Don Claudio reconoció el papel fotocopiado: su último recurso para saldar la cuenta de coñac Torres contraída con Arturo, en la confianza de que jamás perdería ninguna partida, si jugaba con las blancas y no sobrepasaba el minuto.
– No vale, porque habría un proceso de pensamiento -respondía cuando le proponían más tiempo, alegando que lo suprimido de la conciencia sólo se reflejaba en el tablero a condición de mover sin pensar.
Antonio colocó sobre la mesa dos monedas. El Maestro bebió un sorbo, como si cogiera aire antes de bucear un largo de piscina; puso en marcha el reloj y movió peón cuatro rey.
El obeso taxista rechazó la tentación de la Siciliana, dudó entre Caro-Kahn y la Francesa y avanzó por fin peón cuatro rey, decidido a presentar batalla con la Española.
En el último instante, se acobardó y movió Cf6, transformándola en una prudente Petroff.
El historiador Ulizama y Rafa Ruiz, el embarrancado novelista, se dieron un codazo: era un empeño suicida. La Petroff proporciona a las negras una cómoda oportunidad de hacer tablas, pero con un desarrollo demasiado lento para un vertiginoso hostiblís.
Antonio perdió por tiempo, estrechó la mano del vencedor y puso sobre el mármol las otras dos monedas frías de veinte duros.
Carranza colocó las piezas sin mirar y bebió un trago antes de empezar a reproducir los movimientos jugados.
– ¿Por qué ha clavado usted este alfil en f4, infeliz? -preguntaba sin levantar la vista-. No tiene el menor sentido…, a menos, claro está, que para usted… ¡Me lo temía! ¡Si es que es la polla!

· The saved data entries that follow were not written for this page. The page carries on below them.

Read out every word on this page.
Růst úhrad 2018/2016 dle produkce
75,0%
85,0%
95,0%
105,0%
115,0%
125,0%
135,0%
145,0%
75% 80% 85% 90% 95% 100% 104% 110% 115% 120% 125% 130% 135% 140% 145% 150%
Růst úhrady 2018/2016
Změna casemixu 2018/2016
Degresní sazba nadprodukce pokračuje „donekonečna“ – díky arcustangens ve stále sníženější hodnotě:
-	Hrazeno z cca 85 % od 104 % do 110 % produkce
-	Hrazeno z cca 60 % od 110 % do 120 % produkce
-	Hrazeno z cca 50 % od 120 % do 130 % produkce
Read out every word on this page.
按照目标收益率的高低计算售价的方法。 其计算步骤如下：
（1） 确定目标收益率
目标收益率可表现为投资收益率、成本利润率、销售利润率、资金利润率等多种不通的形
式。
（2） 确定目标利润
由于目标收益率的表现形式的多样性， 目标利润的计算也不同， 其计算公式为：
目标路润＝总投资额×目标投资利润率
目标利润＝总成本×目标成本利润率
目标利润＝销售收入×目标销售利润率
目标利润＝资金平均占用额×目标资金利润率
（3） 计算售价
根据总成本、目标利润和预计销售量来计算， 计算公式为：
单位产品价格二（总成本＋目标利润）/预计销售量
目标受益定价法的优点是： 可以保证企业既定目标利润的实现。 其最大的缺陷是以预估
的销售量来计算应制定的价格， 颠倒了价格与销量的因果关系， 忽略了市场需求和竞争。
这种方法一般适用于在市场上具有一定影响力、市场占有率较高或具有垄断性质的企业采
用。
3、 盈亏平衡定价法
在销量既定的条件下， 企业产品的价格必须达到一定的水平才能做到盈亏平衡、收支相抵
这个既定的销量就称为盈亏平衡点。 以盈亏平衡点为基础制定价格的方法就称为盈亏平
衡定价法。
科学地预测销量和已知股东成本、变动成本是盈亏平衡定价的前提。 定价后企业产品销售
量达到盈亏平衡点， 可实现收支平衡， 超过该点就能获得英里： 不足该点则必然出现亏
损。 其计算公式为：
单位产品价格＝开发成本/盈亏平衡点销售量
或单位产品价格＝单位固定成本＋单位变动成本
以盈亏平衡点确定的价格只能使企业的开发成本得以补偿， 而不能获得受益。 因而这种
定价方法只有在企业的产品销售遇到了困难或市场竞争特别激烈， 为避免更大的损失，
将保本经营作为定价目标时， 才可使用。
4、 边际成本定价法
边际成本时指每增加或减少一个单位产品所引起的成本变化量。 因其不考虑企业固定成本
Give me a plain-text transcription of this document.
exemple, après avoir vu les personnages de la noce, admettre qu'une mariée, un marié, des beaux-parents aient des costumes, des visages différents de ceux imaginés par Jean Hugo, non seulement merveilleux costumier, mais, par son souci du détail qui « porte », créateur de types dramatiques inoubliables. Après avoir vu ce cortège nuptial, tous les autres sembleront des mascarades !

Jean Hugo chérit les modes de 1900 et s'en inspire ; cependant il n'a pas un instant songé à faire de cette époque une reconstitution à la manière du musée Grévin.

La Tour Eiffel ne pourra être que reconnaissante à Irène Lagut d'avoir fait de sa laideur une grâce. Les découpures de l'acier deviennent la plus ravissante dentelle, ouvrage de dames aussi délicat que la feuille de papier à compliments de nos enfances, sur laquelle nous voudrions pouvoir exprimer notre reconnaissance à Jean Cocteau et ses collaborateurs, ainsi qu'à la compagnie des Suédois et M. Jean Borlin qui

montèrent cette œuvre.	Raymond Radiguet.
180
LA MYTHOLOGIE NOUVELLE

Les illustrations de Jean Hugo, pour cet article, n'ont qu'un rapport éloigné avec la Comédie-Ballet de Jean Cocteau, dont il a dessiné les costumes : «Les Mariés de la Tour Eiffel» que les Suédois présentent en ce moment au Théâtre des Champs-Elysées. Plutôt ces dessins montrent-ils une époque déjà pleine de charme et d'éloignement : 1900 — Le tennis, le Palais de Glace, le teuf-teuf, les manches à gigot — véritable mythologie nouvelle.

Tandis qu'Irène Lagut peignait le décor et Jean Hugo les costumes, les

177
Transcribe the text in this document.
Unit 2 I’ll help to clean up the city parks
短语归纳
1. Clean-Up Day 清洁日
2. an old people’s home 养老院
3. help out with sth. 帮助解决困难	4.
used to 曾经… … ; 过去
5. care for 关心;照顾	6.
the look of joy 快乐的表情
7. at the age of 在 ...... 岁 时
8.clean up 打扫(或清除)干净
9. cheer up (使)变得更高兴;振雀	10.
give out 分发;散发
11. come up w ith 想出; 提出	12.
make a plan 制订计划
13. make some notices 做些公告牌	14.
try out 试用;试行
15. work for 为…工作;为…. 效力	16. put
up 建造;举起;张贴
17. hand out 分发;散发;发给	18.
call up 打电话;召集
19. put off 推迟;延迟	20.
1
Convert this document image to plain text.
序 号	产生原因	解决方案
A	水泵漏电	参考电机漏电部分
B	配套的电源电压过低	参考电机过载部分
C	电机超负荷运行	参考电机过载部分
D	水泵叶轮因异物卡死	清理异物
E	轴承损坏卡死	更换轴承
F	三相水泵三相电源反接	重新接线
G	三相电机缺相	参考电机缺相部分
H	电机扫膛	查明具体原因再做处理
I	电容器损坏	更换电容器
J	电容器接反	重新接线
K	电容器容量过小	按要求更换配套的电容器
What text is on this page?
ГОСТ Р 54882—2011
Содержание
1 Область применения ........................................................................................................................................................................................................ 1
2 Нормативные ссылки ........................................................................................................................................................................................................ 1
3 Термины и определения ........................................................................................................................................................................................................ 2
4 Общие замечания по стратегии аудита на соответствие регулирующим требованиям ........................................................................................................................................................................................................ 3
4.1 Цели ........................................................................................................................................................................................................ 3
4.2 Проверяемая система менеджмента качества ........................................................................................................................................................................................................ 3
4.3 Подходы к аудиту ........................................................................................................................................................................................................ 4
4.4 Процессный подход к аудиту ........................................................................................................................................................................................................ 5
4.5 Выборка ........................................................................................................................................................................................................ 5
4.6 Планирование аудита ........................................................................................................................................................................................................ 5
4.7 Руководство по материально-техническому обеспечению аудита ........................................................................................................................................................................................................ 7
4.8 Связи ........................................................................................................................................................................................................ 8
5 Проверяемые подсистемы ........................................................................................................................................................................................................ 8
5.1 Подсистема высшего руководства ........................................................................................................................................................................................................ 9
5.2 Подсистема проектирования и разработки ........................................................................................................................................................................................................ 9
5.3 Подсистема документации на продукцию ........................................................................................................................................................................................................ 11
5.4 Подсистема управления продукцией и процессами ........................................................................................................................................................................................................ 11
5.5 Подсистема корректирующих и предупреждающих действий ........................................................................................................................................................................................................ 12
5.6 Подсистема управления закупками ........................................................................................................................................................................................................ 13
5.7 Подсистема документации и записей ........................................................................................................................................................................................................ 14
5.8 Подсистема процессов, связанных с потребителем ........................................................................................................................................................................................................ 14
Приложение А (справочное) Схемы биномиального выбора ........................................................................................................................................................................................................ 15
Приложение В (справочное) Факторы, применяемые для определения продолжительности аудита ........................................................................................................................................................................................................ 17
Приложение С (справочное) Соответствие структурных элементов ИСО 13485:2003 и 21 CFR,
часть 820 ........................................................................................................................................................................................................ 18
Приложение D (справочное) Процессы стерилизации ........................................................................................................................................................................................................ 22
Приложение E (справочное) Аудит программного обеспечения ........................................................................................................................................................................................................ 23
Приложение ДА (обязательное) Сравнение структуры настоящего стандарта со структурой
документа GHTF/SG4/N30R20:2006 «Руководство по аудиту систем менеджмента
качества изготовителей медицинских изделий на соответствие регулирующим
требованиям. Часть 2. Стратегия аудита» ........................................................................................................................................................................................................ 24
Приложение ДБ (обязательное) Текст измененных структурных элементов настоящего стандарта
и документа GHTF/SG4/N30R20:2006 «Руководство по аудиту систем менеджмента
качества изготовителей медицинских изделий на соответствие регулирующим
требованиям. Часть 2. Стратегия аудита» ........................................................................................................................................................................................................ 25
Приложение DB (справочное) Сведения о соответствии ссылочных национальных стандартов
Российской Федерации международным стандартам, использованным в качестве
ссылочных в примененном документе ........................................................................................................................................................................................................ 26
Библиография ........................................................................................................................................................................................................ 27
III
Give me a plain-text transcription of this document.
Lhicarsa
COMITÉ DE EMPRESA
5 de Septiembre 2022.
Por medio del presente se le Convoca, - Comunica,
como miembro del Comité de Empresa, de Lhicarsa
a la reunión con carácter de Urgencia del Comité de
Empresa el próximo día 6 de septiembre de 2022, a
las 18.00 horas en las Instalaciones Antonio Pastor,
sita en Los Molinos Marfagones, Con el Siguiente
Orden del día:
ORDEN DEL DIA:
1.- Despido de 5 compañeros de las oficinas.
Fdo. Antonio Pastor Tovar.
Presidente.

Resultaba evidente, según explicó Carranza, que el alfil inmovilizado en f4 ocupaba el oblicuo lugar de un pene que Antonio debía de pensar que había perdido su madre (o bien que le había sido arrebatado).
– Scheisskerl! -murmuró el Maestro entre dientes, como si dijera «¡cabeza de estiércol!»-. Veamos: Cd5 y me como su caballo. Otra imprecisión, amigo -movía las piezas a ritmo de ballet, tocándolas sólo con la punta de los dedos-. Usted no juega para ganar: he aquí el quid. Malgasta fuerzas protegiendo ese alfil. ¿Es que sueña que se le mueven los dientes, criiic-criiic? ¿Que pasa el aire entre ellos, uuuuuuuuuh-uuuuuuuuh, como entre las ramas de un árbol? ¿Que se le caen todos de un golpe, ¡cataplún!? ¿Ha soñado vaginas abriéndose y cerrándose cual fauces, chas-chas, chas-chas, chas-chas?
– Nunca recuerdo mis sueños.
– Porque querrá usted olvidar algo.
Antonio asintió.
Con los ojos cerrados, sin ninguna equivocación, el Maestro colocó las piezas en la posición inicial.
Al volver a abrirlos tenía un brillo de hoja de acero en las pupilas.
Carraspeó con retumbancia antes de hablar:
– Primero, el diagnóstico. ¿Usted tenía grandes proyectos, verdad? ¿Una Defensa tal vez? -No una cualquiera: la Defensa.
– Comprendo. Pues ahora ya lo sabe: su forma natural de expresión es crear problemas.